Not all petting parties were intentional affairs; some broke out spontaneously in dance halls, cars or secluded places. And to some, the very thought of a party devoted to sex—even a relatively chaste version—was cause for outrage.
“The boys of today must be protected from the young girl vamp,” complained a New York mother to the New York Times in 1922. Five years later, a group of women and vice officers campaigned to end petting parties in the theater balconies of Kansas City. “We are working as much to improve the behavior of young boys and girls attending the picture shows as for the character of the shows themselves,” a reformer told Variety. And Topeka, Kansas, police told the Times in 1923 that they intended to break up petting parties to “clean up” college campuses.
Much of the hand-wringing about petting parties focused on the supposed immorality of the young woman who attended them. Critics grumbled about flappers’ refusal to engage in traditional courtship and their flippant attitudes toward long-held social conventions.
Traditional girls cared about getting married and raising kids; flappers wanted to party instead of settling down. Petting parties only added to this reputation. When The Washington Post published a glossary of the flapper’s philosophy in 1922, it defined life as “One long petting party accompanied by jazz. Future: Heaven only knows what.”
Alarmingly for many, petting was popular among both wild flappers and average young women during the 1920s. One study found that by 1924, 92 percent of college women had tried petting. Another found that 62 percent of women surveyed thought the practice was essential in order to be popular.
But the reality wasn’t as simple—or as scandalous—as it seemed. Flappers’ reputations were made worse by petting, but the practice also reflected traditional values by avoiding premarital sex.
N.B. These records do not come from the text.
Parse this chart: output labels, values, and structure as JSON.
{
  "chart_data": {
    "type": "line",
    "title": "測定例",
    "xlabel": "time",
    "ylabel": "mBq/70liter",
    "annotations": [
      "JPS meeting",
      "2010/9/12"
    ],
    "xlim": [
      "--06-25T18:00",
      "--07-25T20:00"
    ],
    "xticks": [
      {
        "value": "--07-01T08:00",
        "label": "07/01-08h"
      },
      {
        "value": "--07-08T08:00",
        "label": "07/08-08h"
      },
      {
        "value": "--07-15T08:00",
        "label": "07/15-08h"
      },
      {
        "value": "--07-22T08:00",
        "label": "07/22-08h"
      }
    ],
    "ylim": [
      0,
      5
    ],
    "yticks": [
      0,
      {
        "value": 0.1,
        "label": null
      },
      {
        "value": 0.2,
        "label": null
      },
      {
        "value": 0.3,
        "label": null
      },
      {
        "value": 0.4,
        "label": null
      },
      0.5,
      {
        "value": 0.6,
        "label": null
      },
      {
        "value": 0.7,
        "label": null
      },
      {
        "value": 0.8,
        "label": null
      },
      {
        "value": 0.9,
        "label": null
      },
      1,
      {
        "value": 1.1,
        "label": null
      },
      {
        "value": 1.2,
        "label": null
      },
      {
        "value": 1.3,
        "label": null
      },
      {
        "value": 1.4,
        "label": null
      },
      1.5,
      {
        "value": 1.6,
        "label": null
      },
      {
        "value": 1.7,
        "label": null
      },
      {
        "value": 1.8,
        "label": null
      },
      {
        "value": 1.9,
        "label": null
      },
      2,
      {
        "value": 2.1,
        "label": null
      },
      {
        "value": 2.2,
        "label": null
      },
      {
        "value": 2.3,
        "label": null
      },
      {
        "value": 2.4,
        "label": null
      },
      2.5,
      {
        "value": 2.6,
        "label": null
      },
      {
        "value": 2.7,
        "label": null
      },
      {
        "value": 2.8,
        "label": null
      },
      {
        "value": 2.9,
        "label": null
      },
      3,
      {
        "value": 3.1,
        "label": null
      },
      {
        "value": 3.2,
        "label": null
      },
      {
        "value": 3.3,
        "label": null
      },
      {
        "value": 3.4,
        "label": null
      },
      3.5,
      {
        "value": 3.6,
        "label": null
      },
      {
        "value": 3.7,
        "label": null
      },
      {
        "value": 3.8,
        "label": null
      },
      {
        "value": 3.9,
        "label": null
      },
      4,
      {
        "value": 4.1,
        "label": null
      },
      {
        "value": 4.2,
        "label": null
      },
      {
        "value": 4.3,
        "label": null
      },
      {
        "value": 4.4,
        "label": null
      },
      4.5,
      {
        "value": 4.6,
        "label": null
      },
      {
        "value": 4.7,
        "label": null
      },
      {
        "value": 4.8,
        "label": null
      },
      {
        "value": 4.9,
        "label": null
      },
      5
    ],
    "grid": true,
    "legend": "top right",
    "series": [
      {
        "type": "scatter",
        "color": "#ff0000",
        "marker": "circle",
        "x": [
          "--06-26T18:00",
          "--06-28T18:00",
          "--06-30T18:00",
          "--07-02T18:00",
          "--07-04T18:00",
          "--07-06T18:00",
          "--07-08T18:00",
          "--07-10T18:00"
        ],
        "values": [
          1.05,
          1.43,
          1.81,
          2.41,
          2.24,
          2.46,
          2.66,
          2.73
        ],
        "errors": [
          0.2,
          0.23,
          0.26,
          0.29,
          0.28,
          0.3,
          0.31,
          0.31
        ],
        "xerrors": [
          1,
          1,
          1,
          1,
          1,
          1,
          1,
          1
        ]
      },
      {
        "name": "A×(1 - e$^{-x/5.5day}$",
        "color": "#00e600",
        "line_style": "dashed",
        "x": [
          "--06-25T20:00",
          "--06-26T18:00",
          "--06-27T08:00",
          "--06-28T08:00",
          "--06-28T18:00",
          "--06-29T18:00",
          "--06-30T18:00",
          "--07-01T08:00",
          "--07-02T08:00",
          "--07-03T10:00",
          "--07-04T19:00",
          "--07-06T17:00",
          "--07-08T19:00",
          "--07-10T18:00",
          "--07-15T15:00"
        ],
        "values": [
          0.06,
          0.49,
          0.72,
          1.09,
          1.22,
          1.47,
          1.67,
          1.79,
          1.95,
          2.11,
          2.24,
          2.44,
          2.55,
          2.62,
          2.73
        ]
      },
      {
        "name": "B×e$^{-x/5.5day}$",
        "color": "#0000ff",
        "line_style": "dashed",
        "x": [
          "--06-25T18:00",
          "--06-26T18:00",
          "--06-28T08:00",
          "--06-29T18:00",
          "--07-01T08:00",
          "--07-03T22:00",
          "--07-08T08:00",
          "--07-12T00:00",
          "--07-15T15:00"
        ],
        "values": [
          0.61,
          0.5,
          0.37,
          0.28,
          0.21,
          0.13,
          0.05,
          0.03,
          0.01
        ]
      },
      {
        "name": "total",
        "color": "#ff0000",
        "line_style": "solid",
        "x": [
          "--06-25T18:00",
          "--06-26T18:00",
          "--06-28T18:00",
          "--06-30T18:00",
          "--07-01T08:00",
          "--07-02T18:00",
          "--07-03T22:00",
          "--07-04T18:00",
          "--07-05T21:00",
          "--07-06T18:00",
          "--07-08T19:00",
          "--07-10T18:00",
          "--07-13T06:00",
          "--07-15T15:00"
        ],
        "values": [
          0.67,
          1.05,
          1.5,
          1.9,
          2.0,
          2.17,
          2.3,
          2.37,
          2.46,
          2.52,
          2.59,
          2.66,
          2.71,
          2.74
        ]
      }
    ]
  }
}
In a day when a woman’s reputation could still be irreparably damaged by divorce or an illegitimate child, petting let flappers thumb their nose at the convention while still protecting themselves against the repercussions of sex.
Eventually, the practice faded. Their declining popularity can probably be explained by the maturation of flappers and their petting partners—who needs a petting party when you’re already married? (Eve Blue eventually gave up on petting parties after she was nearly raped.) But they also came to an end because the flappers who dared to pet in public helped make open sexual expression more commonplace.
If petting parties are rare today, it’s not because they’re not fun—but because we no longer need them.